Bryn’s face paled. Her hand fluttered to her neck as tears filled her eyes and fell over the rims. Her voice was barely a whisper as the cruel understanding dawned on her. “Emma.”
I didn’t have to answer. She understood. The tears trailed silently down her cheeks. Her chest rose and fell as though she had trouble breathing. She put her head in her hands and doubled over, rocking and mumbling the words, “Oh, God, oh, God, oh, God …”
Watching her fall apart was cracking my own self-control, and I couldn’t lose it, not now, not when Emma needed me the most. I went to reach for Bryn to shake her out of her shock and grief, but right before I touched her, she lifted her head, sat straighter, and sniffed. The grim copper gleam that came into her eyes startled even me. “I need to make a call.” She staggered to her feet and went into the kitchen.
Gently, I touched Hank’s shoulder. “Hank? Can you hear me?” He shrank away. Swollen eyelids slit open. He turned away from me. “Hank?”
“Leave me alone, Charlie,” he rasped out, his voice barely a whisper, but loud enough for me to hear true pain, and what sounded like blame.
“Hank. I didn’t leave you alone. Carreg was there to help. I had to get back to Em. You heard what Mynogan said.”
“Yeah, Carreg the Almighty wasn’t quick enough to stop this.” He lifted his neck. Both ends of his voice modifier had been fused together. Despair lodged in his throat. “It won’t come off.” And I knew what that meant. His greatest asset, his greatest power, was gone.

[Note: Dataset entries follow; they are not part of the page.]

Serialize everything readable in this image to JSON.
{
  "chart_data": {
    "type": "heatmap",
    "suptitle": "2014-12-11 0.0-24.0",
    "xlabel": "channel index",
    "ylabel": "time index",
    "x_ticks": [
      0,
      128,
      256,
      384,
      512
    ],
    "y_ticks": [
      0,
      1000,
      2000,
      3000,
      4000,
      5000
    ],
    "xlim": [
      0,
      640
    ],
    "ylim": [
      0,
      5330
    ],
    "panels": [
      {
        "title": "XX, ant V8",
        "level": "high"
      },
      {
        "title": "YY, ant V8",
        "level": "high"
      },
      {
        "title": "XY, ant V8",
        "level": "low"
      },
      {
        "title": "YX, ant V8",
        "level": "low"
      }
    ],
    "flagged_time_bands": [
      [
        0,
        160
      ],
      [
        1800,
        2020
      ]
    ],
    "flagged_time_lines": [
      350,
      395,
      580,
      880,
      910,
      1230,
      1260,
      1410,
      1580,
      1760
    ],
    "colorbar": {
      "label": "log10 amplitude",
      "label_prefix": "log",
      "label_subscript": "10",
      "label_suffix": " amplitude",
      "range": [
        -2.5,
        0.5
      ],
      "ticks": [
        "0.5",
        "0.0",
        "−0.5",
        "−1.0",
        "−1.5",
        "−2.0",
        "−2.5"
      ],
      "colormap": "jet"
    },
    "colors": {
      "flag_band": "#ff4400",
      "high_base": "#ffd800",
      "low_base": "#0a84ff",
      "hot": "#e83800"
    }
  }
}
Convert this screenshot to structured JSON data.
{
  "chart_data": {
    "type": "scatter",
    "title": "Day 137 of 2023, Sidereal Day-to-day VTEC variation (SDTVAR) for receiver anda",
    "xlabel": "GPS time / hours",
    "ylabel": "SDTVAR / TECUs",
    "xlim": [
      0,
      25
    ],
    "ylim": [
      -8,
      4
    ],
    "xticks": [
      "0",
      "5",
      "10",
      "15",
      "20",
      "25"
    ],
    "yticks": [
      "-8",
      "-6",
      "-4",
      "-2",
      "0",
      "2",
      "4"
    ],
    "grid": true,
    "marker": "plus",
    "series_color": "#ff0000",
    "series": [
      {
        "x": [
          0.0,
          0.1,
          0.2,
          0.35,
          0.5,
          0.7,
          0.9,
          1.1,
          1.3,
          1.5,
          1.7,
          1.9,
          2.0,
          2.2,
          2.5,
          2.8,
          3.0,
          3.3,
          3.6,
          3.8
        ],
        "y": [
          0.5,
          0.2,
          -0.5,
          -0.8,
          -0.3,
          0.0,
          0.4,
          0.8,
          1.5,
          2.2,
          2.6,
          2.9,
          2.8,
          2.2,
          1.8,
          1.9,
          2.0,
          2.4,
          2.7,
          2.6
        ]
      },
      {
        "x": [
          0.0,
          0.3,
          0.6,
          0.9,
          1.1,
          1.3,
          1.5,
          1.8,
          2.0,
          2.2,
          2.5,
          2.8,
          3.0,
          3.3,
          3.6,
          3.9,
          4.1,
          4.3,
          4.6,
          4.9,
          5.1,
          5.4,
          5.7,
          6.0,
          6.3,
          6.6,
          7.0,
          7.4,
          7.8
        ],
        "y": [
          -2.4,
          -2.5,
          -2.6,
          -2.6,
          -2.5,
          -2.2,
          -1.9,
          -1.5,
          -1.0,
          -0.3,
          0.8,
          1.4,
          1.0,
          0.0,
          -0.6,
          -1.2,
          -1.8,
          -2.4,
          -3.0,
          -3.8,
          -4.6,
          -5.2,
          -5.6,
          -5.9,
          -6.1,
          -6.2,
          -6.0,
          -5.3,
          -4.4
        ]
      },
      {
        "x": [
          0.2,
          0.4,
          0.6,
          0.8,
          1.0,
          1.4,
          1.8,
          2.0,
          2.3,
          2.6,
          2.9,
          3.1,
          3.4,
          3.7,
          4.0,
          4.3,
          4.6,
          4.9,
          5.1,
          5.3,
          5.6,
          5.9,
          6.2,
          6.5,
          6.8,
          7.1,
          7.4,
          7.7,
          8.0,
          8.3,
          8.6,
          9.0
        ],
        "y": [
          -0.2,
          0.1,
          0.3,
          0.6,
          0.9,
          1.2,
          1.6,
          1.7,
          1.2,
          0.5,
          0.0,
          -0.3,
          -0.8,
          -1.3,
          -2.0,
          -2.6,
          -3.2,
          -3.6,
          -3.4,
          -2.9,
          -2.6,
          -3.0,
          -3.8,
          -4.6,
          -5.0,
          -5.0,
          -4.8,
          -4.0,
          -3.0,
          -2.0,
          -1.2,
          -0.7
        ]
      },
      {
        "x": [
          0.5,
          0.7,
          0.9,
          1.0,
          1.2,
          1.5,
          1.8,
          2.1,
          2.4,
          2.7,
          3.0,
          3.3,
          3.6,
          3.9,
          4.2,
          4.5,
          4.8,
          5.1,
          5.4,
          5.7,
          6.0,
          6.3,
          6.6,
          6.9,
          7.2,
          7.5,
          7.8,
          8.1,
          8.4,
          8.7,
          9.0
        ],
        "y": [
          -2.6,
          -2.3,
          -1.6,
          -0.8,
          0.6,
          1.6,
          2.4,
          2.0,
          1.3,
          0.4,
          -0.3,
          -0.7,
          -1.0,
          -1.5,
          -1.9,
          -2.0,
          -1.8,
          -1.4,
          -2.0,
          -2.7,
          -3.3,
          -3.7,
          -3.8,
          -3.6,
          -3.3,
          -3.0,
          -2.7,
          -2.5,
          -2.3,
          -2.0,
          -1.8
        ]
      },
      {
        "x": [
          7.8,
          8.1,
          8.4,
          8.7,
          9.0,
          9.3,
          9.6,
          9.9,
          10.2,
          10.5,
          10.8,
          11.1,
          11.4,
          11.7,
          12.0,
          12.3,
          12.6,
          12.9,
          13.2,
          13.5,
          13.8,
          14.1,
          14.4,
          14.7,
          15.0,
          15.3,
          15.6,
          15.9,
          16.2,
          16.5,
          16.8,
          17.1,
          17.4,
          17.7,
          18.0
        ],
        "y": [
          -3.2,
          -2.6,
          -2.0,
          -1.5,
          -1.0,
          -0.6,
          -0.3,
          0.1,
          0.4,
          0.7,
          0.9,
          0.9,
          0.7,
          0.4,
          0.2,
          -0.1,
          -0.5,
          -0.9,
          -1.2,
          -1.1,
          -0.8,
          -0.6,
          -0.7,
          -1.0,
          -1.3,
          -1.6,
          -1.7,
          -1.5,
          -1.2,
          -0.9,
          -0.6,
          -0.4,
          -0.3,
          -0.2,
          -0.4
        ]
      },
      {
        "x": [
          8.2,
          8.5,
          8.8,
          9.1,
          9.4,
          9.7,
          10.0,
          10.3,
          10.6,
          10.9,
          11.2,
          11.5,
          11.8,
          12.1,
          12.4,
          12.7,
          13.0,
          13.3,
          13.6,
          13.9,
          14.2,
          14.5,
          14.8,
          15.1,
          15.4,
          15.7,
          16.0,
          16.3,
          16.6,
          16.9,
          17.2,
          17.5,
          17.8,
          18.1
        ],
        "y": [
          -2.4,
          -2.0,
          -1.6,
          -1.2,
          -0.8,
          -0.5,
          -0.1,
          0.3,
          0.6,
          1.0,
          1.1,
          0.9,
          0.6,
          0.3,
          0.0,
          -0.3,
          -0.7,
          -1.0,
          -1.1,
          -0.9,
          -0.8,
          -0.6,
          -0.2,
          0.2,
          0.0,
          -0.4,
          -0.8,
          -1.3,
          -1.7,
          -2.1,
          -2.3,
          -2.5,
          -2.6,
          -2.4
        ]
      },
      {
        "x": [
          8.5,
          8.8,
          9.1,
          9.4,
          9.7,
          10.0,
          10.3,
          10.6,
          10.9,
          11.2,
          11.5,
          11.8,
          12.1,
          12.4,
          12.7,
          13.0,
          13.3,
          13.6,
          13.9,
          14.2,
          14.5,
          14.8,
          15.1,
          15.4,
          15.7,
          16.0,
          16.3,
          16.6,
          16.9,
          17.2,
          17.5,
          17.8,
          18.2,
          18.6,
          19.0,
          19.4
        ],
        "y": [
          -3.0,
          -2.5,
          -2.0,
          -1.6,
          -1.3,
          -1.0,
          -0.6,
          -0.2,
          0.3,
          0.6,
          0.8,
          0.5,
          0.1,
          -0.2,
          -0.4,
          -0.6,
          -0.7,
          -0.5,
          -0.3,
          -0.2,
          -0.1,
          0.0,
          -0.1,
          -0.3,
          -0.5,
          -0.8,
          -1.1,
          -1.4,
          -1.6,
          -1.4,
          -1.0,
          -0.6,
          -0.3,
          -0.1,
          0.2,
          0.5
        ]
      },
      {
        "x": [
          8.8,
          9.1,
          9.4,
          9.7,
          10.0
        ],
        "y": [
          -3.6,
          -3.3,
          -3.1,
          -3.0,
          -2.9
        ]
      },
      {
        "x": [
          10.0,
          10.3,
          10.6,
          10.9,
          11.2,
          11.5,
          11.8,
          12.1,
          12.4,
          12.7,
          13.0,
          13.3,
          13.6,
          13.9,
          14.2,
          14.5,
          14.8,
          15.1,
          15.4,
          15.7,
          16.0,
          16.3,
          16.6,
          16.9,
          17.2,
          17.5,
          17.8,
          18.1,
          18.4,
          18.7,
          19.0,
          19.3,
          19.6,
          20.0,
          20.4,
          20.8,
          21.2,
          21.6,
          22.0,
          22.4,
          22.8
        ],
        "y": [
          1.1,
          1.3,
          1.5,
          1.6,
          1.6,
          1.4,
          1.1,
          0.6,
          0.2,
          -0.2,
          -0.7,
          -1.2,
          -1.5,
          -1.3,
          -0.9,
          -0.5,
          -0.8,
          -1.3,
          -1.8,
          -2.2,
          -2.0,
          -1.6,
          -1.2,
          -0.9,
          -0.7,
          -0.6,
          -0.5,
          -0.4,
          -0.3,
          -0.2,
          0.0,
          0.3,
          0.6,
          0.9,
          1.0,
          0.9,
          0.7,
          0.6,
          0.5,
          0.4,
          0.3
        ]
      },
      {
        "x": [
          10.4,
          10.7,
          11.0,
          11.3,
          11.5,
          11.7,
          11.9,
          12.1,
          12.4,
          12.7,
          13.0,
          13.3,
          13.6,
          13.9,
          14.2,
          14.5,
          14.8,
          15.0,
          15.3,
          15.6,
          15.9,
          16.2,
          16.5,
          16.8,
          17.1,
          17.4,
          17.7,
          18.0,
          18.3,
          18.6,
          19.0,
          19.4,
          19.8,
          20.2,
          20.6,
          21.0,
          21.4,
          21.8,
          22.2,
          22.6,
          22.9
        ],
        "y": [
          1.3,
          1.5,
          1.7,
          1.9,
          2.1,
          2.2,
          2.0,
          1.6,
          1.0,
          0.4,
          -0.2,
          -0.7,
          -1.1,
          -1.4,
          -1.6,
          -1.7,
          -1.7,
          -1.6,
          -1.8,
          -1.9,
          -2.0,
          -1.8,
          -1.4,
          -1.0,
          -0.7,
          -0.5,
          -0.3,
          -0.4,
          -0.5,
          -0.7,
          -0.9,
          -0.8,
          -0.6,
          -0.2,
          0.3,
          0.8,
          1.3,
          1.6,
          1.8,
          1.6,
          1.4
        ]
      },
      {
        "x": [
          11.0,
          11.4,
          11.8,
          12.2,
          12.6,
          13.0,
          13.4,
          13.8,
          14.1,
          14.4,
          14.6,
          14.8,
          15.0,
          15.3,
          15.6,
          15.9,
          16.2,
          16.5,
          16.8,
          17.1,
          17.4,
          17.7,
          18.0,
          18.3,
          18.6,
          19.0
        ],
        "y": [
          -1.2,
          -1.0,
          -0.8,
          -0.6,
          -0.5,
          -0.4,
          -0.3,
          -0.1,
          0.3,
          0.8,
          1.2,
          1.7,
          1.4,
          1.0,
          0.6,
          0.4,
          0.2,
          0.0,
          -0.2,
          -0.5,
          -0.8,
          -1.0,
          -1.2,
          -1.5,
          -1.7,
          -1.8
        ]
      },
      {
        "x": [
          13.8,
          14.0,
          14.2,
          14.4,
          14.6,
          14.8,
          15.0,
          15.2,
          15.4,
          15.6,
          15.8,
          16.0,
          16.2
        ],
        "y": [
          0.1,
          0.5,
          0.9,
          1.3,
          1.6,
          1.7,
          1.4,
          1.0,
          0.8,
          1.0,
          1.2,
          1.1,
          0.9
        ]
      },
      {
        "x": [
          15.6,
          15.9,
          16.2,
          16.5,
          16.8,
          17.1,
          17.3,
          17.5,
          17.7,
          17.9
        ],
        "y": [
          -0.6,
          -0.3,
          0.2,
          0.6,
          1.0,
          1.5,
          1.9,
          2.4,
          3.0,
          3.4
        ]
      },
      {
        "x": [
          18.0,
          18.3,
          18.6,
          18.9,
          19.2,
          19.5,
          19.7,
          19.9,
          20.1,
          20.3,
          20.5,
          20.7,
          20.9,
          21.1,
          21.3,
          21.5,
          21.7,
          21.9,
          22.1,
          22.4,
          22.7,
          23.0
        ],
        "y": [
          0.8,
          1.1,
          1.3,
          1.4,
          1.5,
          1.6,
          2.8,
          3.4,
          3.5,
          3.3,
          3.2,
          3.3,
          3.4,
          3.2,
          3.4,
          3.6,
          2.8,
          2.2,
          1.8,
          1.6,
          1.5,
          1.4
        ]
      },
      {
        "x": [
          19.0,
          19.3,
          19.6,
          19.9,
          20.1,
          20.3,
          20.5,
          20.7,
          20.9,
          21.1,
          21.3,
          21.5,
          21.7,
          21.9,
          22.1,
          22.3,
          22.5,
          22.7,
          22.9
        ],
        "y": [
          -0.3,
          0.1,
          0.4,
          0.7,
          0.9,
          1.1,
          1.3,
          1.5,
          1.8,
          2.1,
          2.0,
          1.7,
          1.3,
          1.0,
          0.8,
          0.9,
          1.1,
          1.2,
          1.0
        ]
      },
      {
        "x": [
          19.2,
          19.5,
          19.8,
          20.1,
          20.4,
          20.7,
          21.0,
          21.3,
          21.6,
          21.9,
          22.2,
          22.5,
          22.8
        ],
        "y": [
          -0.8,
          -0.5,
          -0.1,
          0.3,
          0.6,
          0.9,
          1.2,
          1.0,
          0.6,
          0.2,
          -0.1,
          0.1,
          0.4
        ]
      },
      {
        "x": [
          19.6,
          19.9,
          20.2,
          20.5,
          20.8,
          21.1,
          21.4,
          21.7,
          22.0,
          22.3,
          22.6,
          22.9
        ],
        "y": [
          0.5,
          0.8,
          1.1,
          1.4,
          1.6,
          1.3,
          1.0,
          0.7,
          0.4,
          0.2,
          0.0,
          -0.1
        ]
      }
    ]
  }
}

Stunned, I dropped back, my rear end landing on the carpet and my stomach folding into tight knots. The utter desolation in Hank’s eyes left me cold and despondent. And when he turned his back on me, I felt a keen sense of loss. I went to pull him over, to try and explain, but his eyes were closed and his breathing slower. He’d passed out.
Bryn came back into the room. Determination seeped from every pore. Still in shock, I stood, not knowing what to do next.
A knock sounded at the door, but the buzzer hadn’t gone off. I grabbed my gun, flicked the safety, and trained it on the door, but Bryn came up beside me, one hand on my shoulder and the other stilling my hand. “Reinforcements,” she said. “He won’t appear inside, but the landing I’ve allowed.”
With a deep, fortifying breath, she walked to the door and opened it. A tall male dressed in black leather pants and a dark green silk tunic that fell to mid-thigh stepped inside at her invitation.